Wrong. Volunteer readers have no obligation to study needlessly difficult work. The only people who enjoy difficulty for its own sake are elitists whose pleasure in the book derives largely from feeling superior to people who don't like reading needlessly difficult fiction.
In other words, such techniques are really a sort of initiation hazing. If you claim to admire such techniques, you're In The Club. That the club exists only in order to exclude people who choose not to waste time on the hazing rituals seems unnoticed.
Rusch is such a good storyteller that despite the hazing, despite the out-of-order storytelling, these are well worth reading. That's because Rusch is just too good a writer to surrender completely to college literary training she still fulfills the duty of the storyteller to provide vicarious memories that illuminate the lives of the readers.
What can I say? When a story has real substance and the storyteller has a powerful talent, even their bad choices can't stop readers from receiving and enjoying their fiction.
In Rusch's case, while the pieces of the story in Boneyards are told out of order, each piece is so intrinsically interesting that readers are able to hold the whole thing in memory until the puzzle is complete. The result is that I stayed up late to finish both books, and felt well rewarded for having done so.
Rusch remains one of the best sci-fi writers working today and since she's still young, or at least younger than me, I look forward to many more works from her. Especially if she stops attaching these useless literary fobs to her work and instead continues to make the stories themselves ever deeper and richer as few writers are capable of doing, but Rusch most definitely is.
I suppose most people don't know the work of the French academic painter Bouguereau (BOO-guh-ROE).
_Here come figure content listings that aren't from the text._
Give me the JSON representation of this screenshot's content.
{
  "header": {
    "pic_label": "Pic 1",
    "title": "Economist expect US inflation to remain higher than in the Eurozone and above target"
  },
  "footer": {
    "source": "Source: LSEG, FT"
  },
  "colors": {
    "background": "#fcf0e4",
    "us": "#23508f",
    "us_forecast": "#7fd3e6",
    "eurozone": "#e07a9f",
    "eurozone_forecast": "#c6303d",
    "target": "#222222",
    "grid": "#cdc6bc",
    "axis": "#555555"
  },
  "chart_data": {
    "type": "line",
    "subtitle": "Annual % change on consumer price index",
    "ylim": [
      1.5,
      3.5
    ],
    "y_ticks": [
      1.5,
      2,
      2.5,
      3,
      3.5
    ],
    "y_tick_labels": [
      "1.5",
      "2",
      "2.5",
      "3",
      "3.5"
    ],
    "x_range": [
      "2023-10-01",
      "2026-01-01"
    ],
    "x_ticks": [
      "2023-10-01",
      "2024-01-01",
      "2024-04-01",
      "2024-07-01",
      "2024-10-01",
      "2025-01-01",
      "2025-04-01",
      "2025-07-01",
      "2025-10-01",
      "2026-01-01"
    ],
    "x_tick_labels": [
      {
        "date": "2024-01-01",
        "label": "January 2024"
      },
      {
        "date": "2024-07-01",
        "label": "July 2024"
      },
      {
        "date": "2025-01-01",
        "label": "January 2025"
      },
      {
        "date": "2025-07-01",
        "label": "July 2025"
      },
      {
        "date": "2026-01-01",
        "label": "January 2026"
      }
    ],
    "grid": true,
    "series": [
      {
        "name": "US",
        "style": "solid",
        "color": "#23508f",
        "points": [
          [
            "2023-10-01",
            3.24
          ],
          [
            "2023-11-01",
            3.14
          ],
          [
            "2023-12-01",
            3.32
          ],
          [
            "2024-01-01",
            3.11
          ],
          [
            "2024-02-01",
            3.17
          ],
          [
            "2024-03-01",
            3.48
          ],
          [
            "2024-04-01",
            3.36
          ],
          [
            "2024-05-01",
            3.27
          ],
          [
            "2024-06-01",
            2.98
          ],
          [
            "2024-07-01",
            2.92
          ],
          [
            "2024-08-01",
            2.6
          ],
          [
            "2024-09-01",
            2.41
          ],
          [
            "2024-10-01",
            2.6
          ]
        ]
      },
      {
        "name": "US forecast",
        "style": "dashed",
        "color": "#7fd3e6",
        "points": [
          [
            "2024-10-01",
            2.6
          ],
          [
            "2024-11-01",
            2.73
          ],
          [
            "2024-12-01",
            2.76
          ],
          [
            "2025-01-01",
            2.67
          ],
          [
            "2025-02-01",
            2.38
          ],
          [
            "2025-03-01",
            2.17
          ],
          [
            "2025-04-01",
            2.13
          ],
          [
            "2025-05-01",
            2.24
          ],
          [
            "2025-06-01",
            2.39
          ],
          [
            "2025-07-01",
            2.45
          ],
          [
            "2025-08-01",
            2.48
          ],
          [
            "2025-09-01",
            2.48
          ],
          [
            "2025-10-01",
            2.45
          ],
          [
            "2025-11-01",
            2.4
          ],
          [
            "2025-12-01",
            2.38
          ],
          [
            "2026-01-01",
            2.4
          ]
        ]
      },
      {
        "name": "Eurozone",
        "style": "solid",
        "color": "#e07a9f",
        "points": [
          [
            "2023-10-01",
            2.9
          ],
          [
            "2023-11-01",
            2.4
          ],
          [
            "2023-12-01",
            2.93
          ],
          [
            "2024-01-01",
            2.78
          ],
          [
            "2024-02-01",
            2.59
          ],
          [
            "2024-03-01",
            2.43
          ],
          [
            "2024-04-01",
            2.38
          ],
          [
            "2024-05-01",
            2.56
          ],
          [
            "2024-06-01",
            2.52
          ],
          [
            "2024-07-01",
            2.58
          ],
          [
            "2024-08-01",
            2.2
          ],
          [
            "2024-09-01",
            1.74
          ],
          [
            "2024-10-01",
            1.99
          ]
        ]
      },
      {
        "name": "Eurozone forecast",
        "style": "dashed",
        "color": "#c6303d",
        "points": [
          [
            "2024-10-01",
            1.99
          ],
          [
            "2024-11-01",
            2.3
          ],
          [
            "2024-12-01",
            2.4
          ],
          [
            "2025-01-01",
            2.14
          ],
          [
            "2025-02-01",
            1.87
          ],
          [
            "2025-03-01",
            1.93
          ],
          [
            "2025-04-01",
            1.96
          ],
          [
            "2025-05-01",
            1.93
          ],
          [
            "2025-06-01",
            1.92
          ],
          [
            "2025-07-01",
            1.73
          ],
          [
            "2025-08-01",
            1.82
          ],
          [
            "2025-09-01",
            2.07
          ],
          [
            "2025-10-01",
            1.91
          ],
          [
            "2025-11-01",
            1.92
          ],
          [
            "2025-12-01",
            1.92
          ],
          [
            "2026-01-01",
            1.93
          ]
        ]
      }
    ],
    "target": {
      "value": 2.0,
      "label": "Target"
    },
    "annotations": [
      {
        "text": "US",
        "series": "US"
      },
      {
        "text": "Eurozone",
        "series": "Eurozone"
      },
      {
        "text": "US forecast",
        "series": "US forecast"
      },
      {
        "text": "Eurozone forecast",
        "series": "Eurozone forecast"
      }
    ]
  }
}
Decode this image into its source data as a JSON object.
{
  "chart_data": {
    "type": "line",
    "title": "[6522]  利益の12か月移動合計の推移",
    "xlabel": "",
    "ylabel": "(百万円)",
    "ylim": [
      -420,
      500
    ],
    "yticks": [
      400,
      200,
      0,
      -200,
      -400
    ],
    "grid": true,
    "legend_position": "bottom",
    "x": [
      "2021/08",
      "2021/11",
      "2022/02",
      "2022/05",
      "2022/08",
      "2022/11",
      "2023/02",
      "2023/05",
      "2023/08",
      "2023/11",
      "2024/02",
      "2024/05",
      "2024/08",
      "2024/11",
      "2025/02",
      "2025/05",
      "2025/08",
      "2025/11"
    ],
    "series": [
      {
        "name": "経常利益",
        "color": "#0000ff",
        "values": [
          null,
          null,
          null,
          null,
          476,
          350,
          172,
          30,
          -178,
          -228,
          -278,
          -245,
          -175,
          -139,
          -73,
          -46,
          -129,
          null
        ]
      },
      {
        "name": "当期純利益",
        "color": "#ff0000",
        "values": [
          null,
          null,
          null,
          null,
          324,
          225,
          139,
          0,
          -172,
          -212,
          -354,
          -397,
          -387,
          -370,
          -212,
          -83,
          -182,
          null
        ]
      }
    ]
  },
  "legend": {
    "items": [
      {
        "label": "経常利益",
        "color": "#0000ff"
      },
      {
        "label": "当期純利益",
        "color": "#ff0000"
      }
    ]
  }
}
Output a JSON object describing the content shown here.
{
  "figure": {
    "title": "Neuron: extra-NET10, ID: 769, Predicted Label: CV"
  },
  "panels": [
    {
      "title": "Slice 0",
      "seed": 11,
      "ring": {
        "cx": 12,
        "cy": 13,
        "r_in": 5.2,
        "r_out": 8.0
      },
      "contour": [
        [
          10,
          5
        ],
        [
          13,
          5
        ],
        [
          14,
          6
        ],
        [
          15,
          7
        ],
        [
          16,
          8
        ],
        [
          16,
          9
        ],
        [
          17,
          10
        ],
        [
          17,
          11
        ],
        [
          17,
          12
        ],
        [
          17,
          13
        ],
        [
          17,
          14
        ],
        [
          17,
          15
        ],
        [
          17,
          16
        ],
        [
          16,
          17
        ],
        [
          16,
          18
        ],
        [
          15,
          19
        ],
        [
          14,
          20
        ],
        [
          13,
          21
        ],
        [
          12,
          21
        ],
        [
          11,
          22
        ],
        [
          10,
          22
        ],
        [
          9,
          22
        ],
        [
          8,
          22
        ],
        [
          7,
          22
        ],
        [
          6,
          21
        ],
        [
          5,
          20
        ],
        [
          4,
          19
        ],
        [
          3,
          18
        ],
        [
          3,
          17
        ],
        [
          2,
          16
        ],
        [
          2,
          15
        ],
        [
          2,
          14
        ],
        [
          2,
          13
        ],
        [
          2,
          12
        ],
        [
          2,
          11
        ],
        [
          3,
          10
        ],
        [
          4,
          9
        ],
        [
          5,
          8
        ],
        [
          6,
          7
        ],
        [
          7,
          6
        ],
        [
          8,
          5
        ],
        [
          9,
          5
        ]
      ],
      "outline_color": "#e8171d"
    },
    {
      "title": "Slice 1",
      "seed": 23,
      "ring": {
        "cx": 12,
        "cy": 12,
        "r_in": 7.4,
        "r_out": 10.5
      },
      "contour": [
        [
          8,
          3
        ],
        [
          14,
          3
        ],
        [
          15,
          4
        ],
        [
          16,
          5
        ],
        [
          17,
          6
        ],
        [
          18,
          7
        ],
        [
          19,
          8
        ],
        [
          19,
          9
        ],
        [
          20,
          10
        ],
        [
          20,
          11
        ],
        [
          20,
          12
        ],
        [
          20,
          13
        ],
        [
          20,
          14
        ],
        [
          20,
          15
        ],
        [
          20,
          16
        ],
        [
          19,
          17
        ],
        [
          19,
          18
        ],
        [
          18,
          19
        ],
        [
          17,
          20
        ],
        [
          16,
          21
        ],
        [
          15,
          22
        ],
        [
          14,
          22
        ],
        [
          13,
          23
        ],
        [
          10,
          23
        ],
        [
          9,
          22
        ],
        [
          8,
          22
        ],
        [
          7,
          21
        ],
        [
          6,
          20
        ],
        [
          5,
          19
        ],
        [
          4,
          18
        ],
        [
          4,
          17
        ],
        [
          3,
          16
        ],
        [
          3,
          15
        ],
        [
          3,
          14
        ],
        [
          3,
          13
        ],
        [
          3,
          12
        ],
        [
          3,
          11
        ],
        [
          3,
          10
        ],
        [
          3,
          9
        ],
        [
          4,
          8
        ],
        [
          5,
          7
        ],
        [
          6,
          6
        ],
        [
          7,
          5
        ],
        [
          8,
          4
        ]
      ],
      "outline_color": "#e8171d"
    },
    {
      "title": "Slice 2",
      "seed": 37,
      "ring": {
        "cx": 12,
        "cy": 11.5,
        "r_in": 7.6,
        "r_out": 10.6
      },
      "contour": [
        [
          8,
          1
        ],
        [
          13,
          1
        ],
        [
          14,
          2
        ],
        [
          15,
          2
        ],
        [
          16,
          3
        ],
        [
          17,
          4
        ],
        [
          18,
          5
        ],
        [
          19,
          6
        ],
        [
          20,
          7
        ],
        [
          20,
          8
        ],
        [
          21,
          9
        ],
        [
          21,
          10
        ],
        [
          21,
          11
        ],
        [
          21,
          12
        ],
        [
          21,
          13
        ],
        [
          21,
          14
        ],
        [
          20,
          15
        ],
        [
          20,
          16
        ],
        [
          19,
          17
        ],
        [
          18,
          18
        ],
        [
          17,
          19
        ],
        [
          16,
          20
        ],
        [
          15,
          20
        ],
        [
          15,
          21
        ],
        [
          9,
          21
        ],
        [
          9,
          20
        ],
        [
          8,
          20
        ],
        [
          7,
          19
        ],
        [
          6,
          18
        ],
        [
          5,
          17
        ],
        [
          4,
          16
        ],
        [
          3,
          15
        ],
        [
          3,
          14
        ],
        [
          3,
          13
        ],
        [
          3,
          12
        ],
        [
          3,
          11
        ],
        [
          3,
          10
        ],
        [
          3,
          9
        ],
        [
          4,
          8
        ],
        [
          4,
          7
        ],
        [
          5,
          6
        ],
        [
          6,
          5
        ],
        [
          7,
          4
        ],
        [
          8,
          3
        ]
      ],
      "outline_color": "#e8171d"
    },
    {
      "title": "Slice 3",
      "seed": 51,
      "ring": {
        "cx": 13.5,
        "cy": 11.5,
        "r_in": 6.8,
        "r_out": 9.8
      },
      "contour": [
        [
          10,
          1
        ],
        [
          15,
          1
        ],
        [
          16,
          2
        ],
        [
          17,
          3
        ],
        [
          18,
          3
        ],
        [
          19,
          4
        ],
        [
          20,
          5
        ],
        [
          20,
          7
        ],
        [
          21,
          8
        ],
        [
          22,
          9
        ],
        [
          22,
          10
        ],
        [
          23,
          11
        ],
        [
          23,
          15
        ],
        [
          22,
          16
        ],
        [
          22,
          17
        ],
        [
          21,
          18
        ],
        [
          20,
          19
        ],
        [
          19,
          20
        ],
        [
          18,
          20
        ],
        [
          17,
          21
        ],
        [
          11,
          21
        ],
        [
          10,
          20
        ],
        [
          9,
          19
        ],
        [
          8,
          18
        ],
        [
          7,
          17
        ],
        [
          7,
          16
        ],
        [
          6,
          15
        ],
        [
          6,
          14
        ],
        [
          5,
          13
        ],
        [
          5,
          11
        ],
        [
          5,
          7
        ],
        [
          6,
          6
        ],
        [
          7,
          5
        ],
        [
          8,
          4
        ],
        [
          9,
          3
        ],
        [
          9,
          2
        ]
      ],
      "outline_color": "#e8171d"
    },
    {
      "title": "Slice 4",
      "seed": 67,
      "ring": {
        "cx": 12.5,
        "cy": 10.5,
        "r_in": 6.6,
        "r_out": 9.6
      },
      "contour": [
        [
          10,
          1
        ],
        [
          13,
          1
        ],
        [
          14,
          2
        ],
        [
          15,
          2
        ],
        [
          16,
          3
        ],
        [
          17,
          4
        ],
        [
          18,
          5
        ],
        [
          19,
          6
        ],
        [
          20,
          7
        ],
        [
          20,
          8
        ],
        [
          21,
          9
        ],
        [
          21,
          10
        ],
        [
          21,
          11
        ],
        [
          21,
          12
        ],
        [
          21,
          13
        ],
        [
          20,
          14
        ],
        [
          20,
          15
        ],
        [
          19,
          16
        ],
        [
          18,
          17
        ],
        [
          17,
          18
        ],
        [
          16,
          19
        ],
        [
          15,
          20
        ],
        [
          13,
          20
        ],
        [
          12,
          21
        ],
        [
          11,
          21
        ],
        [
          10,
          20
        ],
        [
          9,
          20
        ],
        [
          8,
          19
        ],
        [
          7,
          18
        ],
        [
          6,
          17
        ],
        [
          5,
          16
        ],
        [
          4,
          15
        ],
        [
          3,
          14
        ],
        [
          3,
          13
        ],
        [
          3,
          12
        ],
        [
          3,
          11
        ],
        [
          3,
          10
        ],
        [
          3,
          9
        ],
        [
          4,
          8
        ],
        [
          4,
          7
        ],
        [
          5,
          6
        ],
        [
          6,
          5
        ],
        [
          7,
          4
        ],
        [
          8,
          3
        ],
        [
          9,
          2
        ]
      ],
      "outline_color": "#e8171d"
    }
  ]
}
But enough do, especially within the art world, that it's worth parodying.
The point with parody is that you have to be very familiar with the original work even to know that a joke is being told. When you're making fun of something unavoidable in the culture, like certain ads or corporate logos, then you can count on everybody recognizing what you're mocking.
But parodies of fairly obscure works have to be presented to people who love the original who else would recognize the source?
The website Bouguereau Remastered deals with this problem by using, as a kind of table of contents, a set of original images the Bouguereau masterworks themselves. http://www.bouguereau.net/wings/
When you click on an image, you are then taken to a series of parodies, each more outlandish than the ones before. For instance, when you click on the famous painting Douleur d'amour, which depicts a nude woman bent over a pedestal, grieving, as a baby Cupid weeps beside her, the parodies progress like this:
First, someone has Photoshopped in a baby Bacchus from another masterwork, drinking from what seems to be a jug of moonshine. Another way to deal with grief, presumably.
Then you get the woman and Cupid dressed in denims; then in a tennis outfit, so now she seems to be exhausted after winning her match (she has a medal).
The next parody has her upright, singing into a microphone; the pedestal has become an amp and speaker. Then there are two Christmas versions, with her and the baby dressed in Santa outfits.
The next has her in a snowstorm; then the pedestal becomes a clothes-drier (apparently she's waiting to get dressed until her clothes are dry). Then it's a television and she's holding a rabbit-ears antenna. Another has her grieving over a Gulf gas pump with a sign saying, "No gas today."
She is transformed into a turtle in one parody; in another, she is concentration-camp thin. Then she's a cow. Then soldiers are discovering the Cupid weeping inside a cupboard as they hold up a picture, showing that they're searching for the nude woman.
Then there are versions with cowboy outfits, or with her as a Terminator-style robot with skin covering only parts of her machinery. She's a lizard, or a flag-wrapped patriotic woman with an eagle in place of the baby.
And that's a partial list of parodies of only one of the Bouguereau originals. You can easily amuse yourself for half an hour at this site.
But the people who created these parodies must have spent far longer than that in creating them! Apparently they thought it was worth the work. And some of them are amusing enough that I think they're certainly worth the click!